The earth did not exactly occupy the center of the spheres and the planets had an epicycle (system created by Apollonius of Pergamum and perfected by Hipparchus) whose axis was the line of the orbit that revolved around the earth called deferential.
As the planet revolves around its epicycle, it approaches and moves away from the earth, sometimes showing retrograde motion. This system allowed to make predictions of the planetary movements, although it had a very poor precision. Despite this, it was popularized and accepted rather than as a true model as a useful mathematical fiction. It is estimated that the Ptolemaic universe only average 80 million kilometers.

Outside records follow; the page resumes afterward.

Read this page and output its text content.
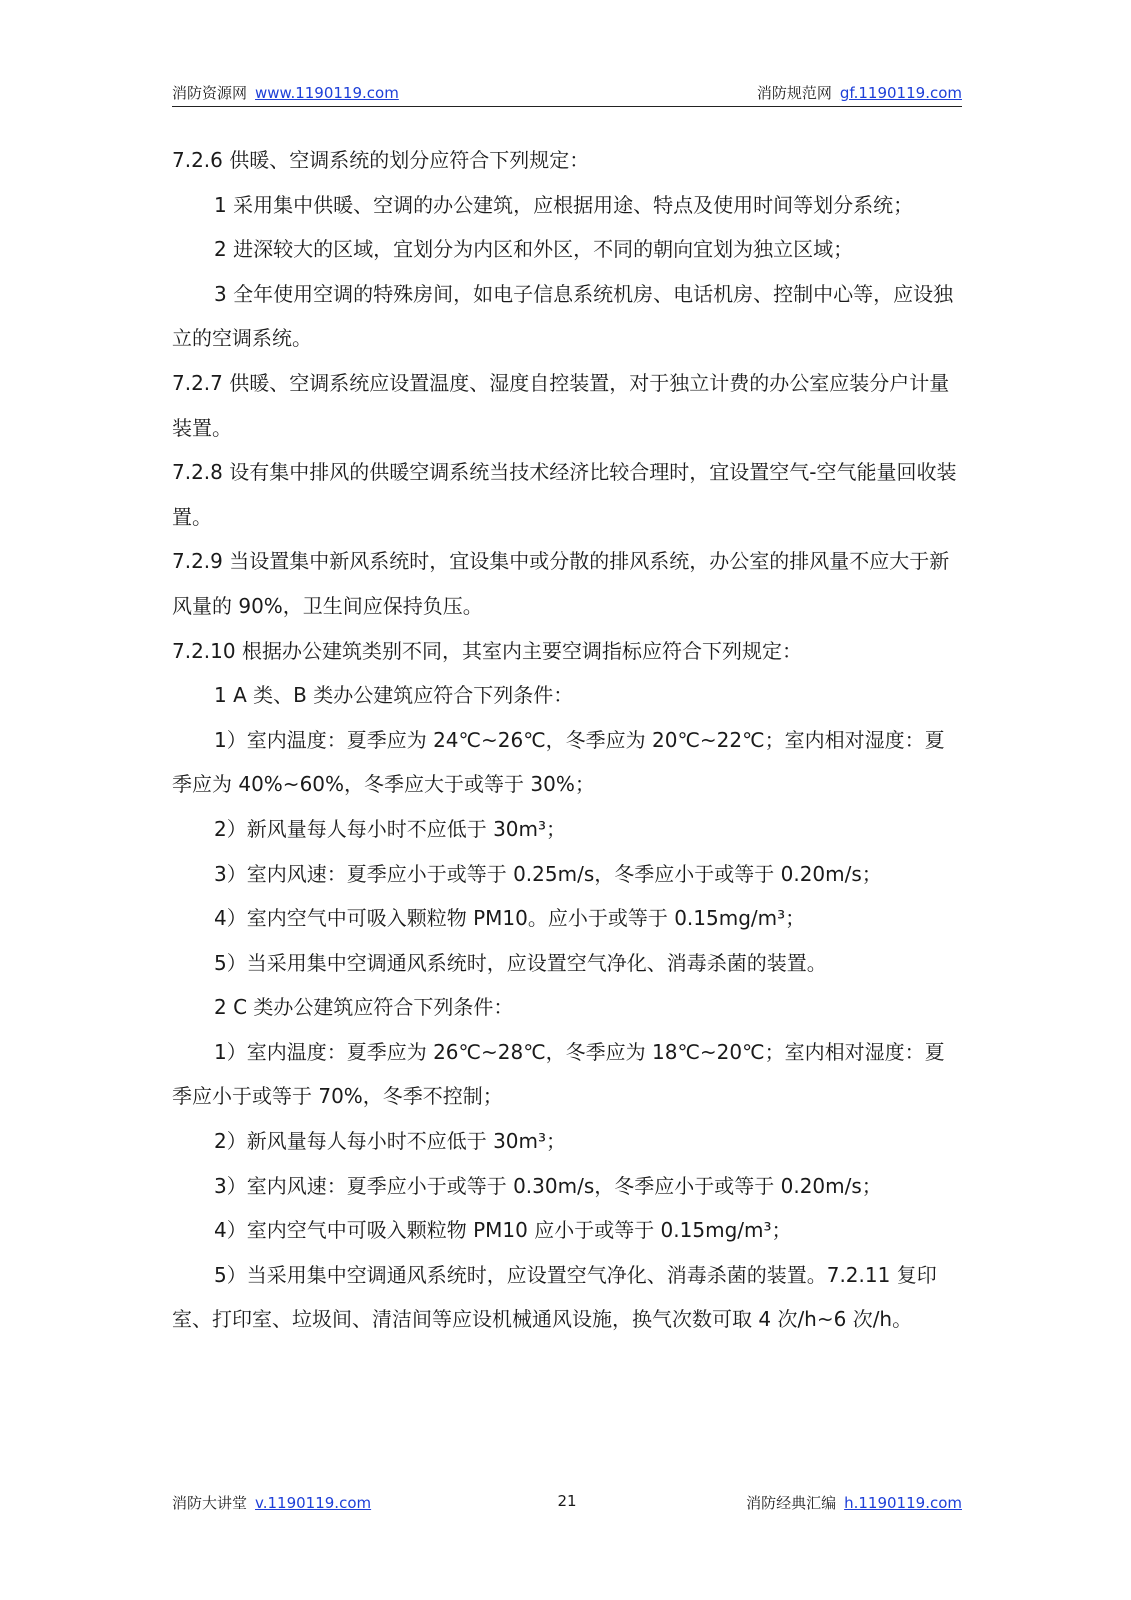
消防资源网 www.1190119.com	消防规范网 gf.1190119.com

7.2.6 供暖、空调系统的划分应符合下列规定：

1 采用集中供暖、空调的办公建筑，应根据用途、特点及使用时间等划分系统；

2 进深较大的区域，宜划分为内区和外区，不同的朝向宜划为独立区域；

3 全年使用空调的特殊房间，如电子信息系统机房、电话机房、控制中心等，应设独立的空调系统。

7.2.7 供暖、空调系统应设置温度、湿度自控装置，对于独立计费的办公室应装分户计量装置。

7.2.8 设有集中排风的供暖空调系统当技术经济比较合理时，宜设置空气-空气能量回收装置。

7.2.9 当设置集中新风系统时，宜设集中或分散的排风系统，办公室的排风量不应大于新风量的 90%，卫生间应保持负压。

7.2.10 根据办公建筑类别不同，其室内主要空调指标应符合下列规定：

1 A 类、B 类办公建筑应符合下列条件：

1）室内温度：夏季应为 24℃~26℃，冬季应为 20℃~22℃；室内相对湿度：夏季应为 40%~60%，冬季应大于或等于 30%；

2）新风量每人每小时不应低于 30m³；

3）室内风速：夏季应小于或等于 0.25m/s，冬季应小于或等于 0.20m/s；

4）室内空气中可吸入颗粒物 PM10。应小于或等于 0.15mg/m³；

5）当采用集中空调通风系统时，应设置空气净化、消毒杀菌的装置。

2 C 类办公建筑应符合下列条件：

1）室内温度：夏季应为 26℃~28℃，冬季应为 18℃~20℃；室内相对湿度：夏季应小于或等于 70%，冬季不控制；

2）新风量每人每小时不应低于 30m³；

3）室内风速：夏季应小于或等于 0.30m/s，冬季应小于或等于 0.20m/s；

4）室内空气中可吸入颗粒物 PM10 应小于或等于 0.15mg/m³；

5）当采用集中空调通风系统时，应设置空气净化、消毒杀菌的装置。7.2.11 复印室、打印室、垃圾间、清洁间等应设机械通风设施，换气次数可取 4 次/h~6 次/h。

消防大讲堂 v.1190119.com	21	消防经典汇编 h.1190119.com
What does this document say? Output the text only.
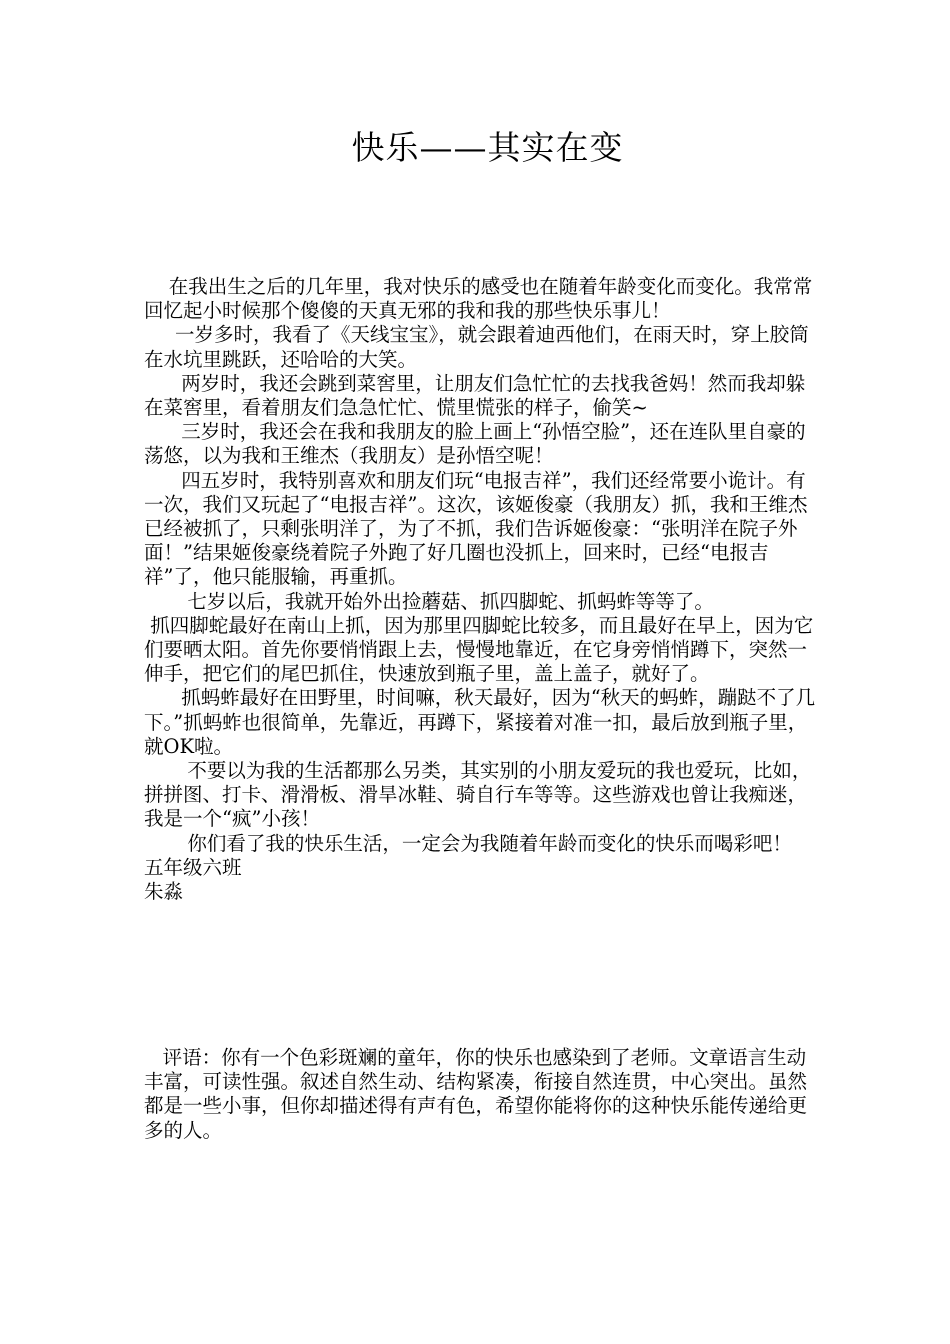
快乐——其实在变

在我出生之后的几年里，我对快乐的感受也在随着年龄变化而变化。我常常回忆起小时候那个傻傻的天真无邪的我和我的那些快乐事儿！

一岁多时，我看了《天线宝宝》，就会跟着迪西他们，在雨天时，穿上胶筒在水坑里跳跃，还哈哈的大笑。

两岁时，我还会跳到菜窖里，让朋友们急忙忙的去找我爸妈！然而我却躲在菜窖里，看着朋友们急急忙忙、慌里慌张的样子，偷笑~

三岁时，我还会在我和我朋友的脸上画上“孙悟空脸”，还在连队里自豪的荡悠，以为我和王维杰（我朋友）是孙悟空呢！

四五岁时，我特别喜欢和朋友们玩“电报吉祥”，我们还经常要小诡计。有一次，我们又玩起了“电报吉祥”。这次，该姬俊豪（我朋友）抓，我和王维杰已经被抓了，只剩张明洋了，为了不抓，我们告诉姬俊豪：“张明洋在院子外面！”结果姬俊豪绕着院子外跑了好几圈也没抓上，回来时，已经“电报吉祥”了，他只能服输，再重抓。

七岁以后，我就开始外出捡蘑菇、抓四脚蛇、抓蚂蚱等等了。

抓四脚蛇最好在南山上抓，因为那里四脚蛇比较多，而且最好在早上，因为它们要晒太阳。首先你要悄悄跟上去，慢慢地靠近，在它身旁悄悄蹲下，突然一伸手，把它们的尾巴抓住，快速放到瓶子里，盖上盖子，就好了。

抓蚂蚱最好在田野里，时间嘛，秋天最好，因为“秋天的蚂蚱，蹦跶不了几下。”抓蚂蚱也很简单，先靠近，再蹲下，紧接着对准一扣，最后放到瓶子里，就OK啦。

不要以为我的生活都那么另类，其实别的小朋友爱玩的我也爱玩，比如，拼拼图、打卡、滑滑板、滑旱冰鞋、骑自行车等等。这些游戏也曾让我痴迷，我是一个“疯”小孩！

你们看了我的快乐生活，一定会为我随着年龄而变化的快乐而喝彩吧！

五年级六班

朱淼

评语：你有一个色彩斑斓的童年，你的快乐也感染到了老师。文章语言生动丰富，可读性强。叙述自然生动、结构紧凑，衔接自然连贯，中心突出。虽然都是一些小事，但你却描述得有声有色，希望你能将你的这种快乐能传递给更多的人。
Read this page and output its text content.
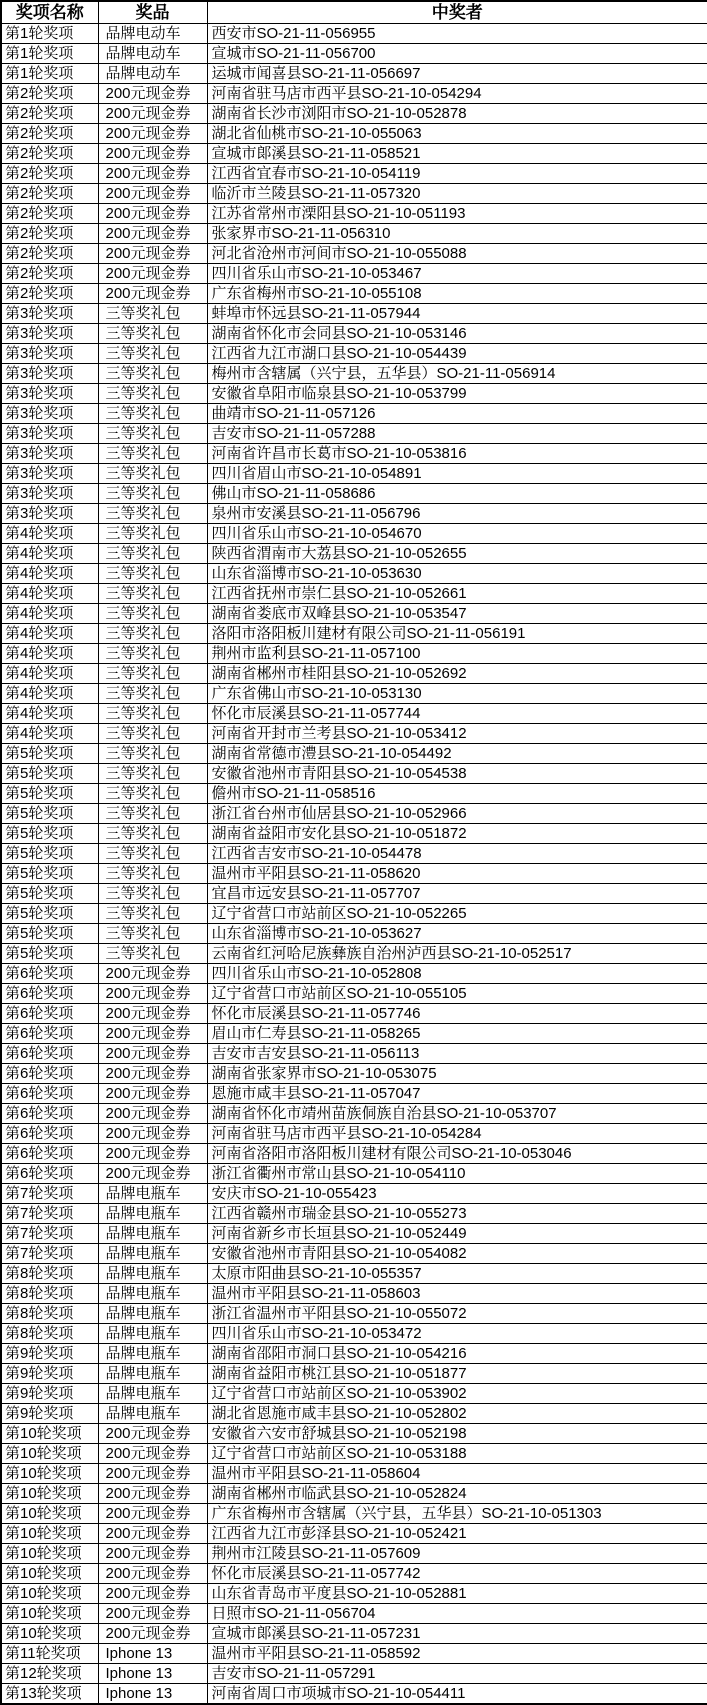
奖项名称	奖品	中奖者
第1轮奖项	品牌电动车	西安市SO-21-11-056955
第1轮奖项	品牌电动车	宣城市SO-21-11-056700
第1轮奖项	品牌电动车	运城市闻喜县SO-21-11-056697
第2轮奖项	200元现金券	河南省驻马店市西平县SO-21-10-054294
第2轮奖项	200元现金券	湖南省长沙市浏阳市SO-21-10-052878
第2轮奖项	200元现金券	湖北省仙桃市SO-21-10-055063
第2轮奖项	200元现金券	宣城市郞溪县SO-21-11-058521
第2轮奖项	200元现金券	江西省宜春市SO-21-10-054119
第2轮奖项	200元现金券	临沂市兰陵县SO-21-11-057320
第2轮奖项	200元现金券	江苏省常州市溧阳县SO-21-10-051193
第2轮奖项	200元现金券	张家界市SO-21-11-056310
第2轮奖项	200元现金券	河北省沧州市河间市SO-21-10-055088
第2轮奖项	200元现金券	四川省乐山市SO-21-10-053467
第2轮奖项	200元现金券	广东省梅州市SO-21-10-055108
第3轮奖项	三等奖礼包	蚌埠市怀远县SO-21-11-057944
第3轮奖项	三等奖礼包	湖南省怀化市会同县SO-21-10-053146
第3轮奖项	三等奖礼包	江西省九江市湖口县SO-21-10-054439
第3轮奖项	三等奖礼包	梅州市含辖属（兴宁县，五华县）SO-21-11-056914
第3轮奖项	三等奖礼包	安徽省阜阳市临泉县SO-21-10-053799
第3轮奖项	三等奖礼包	曲靖市SO-21-11-057126
第3轮奖项	三等奖礼包	吉安市SO-21-11-057288
第3轮奖项	三等奖礼包	河南省许昌市长葛市SO-21-10-053816
第3轮奖项	三等奖礼包	四川省眉山市SO-21-10-054891
第3轮奖项	三等奖礼包	佛山市SO-21-11-058686
第3轮奖项	三等奖礼包	泉州市安溪县SO-21-11-056796
第4轮奖项	三等奖礼包	四川省乐山市SO-21-10-054670
第4轮奖项	三等奖礼包	陕西省渭南市大荔县SO-21-10-052655
第4轮奖项	三等奖礼包	山东省淄博市SO-21-10-053630
第4轮奖项	三等奖礼包	江西省抚州市崇仁县SO-21-10-052661
第4轮奖项	三等奖礼包	湖南省娄底市双峰县SO-21-10-053547
第4轮奖项	三等奖礼包	洛阳市洛阳板川建材有限公司SO-21-11-056191
第4轮奖项	三等奖礼包	荆州市监利县SO-21-11-057100
第4轮奖项	三等奖礼包	湖南省郴州市桂阳县SO-21-10-052692
第4轮奖项	三等奖礼包	广东省佛山市SO-21-10-053130
第4轮奖项	三等奖礼包	怀化市辰溪县SO-21-11-057744
第4轮奖项	三等奖礼包	河南省开封市兰考县SO-21-10-053412
第5轮奖项	三等奖礼包	湖南省常德市澧县SO-21-10-054492
第5轮奖项	三等奖礼包	安徽省池州市青阳县SO-21-10-054538
第5轮奖项	三等奖礼包	儋州市SO-21-11-058516
第5轮奖项	三等奖礼包	浙江省台州市仙居县SO-21-10-052966
第5轮奖项	三等奖礼包	湖南省益阳市安化县SO-21-10-051872
第5轮奖项	三等奖礼包	江西省吉安市SO-21-10-054478
第5轮奖项	三等奖礼包	温州市平阳县SO-21-11-058620
第5轮奖项	三等奖礼包	宜昌市远安县SO-21-11-057707
第5轮奖项	三等奖礼包	辽宁省营口市站前区SO-21-10-052265
第5轮奖项	三等奖礼包	山东省淄博市SO-21-10-053627
第5轮奖项	三等奖礼包	云南省红河哈尼族彝族自治州泸西县SO-21-10-052517
第6轮奖项	200元现金券	四川省乐山市SO-21-10-052808
第6轮奖项	200元现金券	辽宁省营口市站前区SO-21-10-055105
第6轮奖项	200元现金券	怀化市辰溪县SO-21-11-057746
第6轮奖项	200元现金券	眉山市仁寿县SO-21-11-058265
第6轮奖项	200元现金券	吉安市吉安县SO-21-11-056113
第6轮奖项	200元现金券	湖南省张家界市SO-21-10-053075
第6轮奖项	200元现金券	恩施市咸丰县SO-21-11-057047
第6轮奖项	200元现金券	湖南省怀化市靖州苗族侗族自治县SO-21-10-053707
第6轮奖项	200元现金券	河南省驻马店市西平县SO-21-10-054284
第6轮奖项	200元现金券	河南省洛阳市洛阳板川建材有限公司SO-21-10-053046
第6轮奖项	200元现金券	浙江省衢州市常山县SO-21-10-054110
第7轮奖项	品牌电瓶车	安庆市SO-21-10-055423
第7轮奖项	品牌电瓶车	江西省赣州市瑞金县SO-21-10-055273
第7轮奖项	品牌电瓶车	河南省新乡市长垣县SO-21-10-052449
第7轮奖项	品牌电瓶车	安徽省池州市青阳县SO-21-10-054082
第8轮奖项	品牌电瓶车	太原市阳曲县SO-21-10-055357
第8轮奖项	品牌电瓶车	温州市平阳县SO-21-11-058603
第8轮奖项	品牌电瓶车	浙江省温州市平阳县SO-21-10-055072
第8轮奖项	品牌电瓶车	四川省乐山市SO-21-10-053472
第9轮奖项	品牌电瓶车	湖南省邵阳市洞口县SO-21-10-054216
第9轮奖项	品牌电瓶车	湖南省益阳市桃江县SO-21-10-051877
第9轮奖项	品牌电瓶车	辽宁省营口市站前区SO-21-10-053902
第9轮奖项	品牌电瓶车	湖北省恩施市咸丰县SO-21-10-052802
第10轮奖项	200元现金券	安徽省六安市舒城县SO-21-10-052198
第10轮奖项	200元现金券	辽宁省营口市站前区SO-21-10-053188
第10轮奖项	200元现金券	温州市平阳县SO-21-11-058604
第10轮奖项	200元现金券	湖南省郴州市临武县SO-21-10-052824
第10轮奖项	200元现金券	广东省梅州市含辖属（兴宁县，五华县）SO-21-10-051303
第10轮奖项	200元现金券	江西省九江市彭泽县SO-21-10-052421
第10轮奖项	200元现金券	荆州市江陵县SO-21-11-057609
第10轮奖项	200元现金券	怀化市辰溪县SO-21-11-057742
第10轮奖项	200元现金券	山东省青岛市平度县SO-21-10-052881
第10轮奖项	200元现金券	日照市SO-21-11-056704
第10轮奖项	200元现金券	宣城市郞溪县SO-21-11-057231
第11轮奖项	Iphone 13	温州市平阳县SO-21-11-058592
第12轮奖项	Iphone 13	吉安市SO-21-11-057291
第13轮奖项	Iphone 13	河南省周口市项城市SO-21-10-054411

Another thinker who, like Ptolemy, kept alive the tradition of Greek astronomy in Alexandria in the first centuries of the Christian era, was Hipatia, a disciple of Plato. He wrote comments on mathematical and astronomical topics and is considered the first scientist and philosopher of the West. The movie "Agora" recreates its history.
Other achievements of Astronomy in Alexandria were the calculation of the circumference of the earth by Eratosthenes and the first measurements of the distances to the Sun and the Moon. Stellar catalogs such as those of Hipparchus of Nicea and the discovery of the precession of the equinoxes were designed.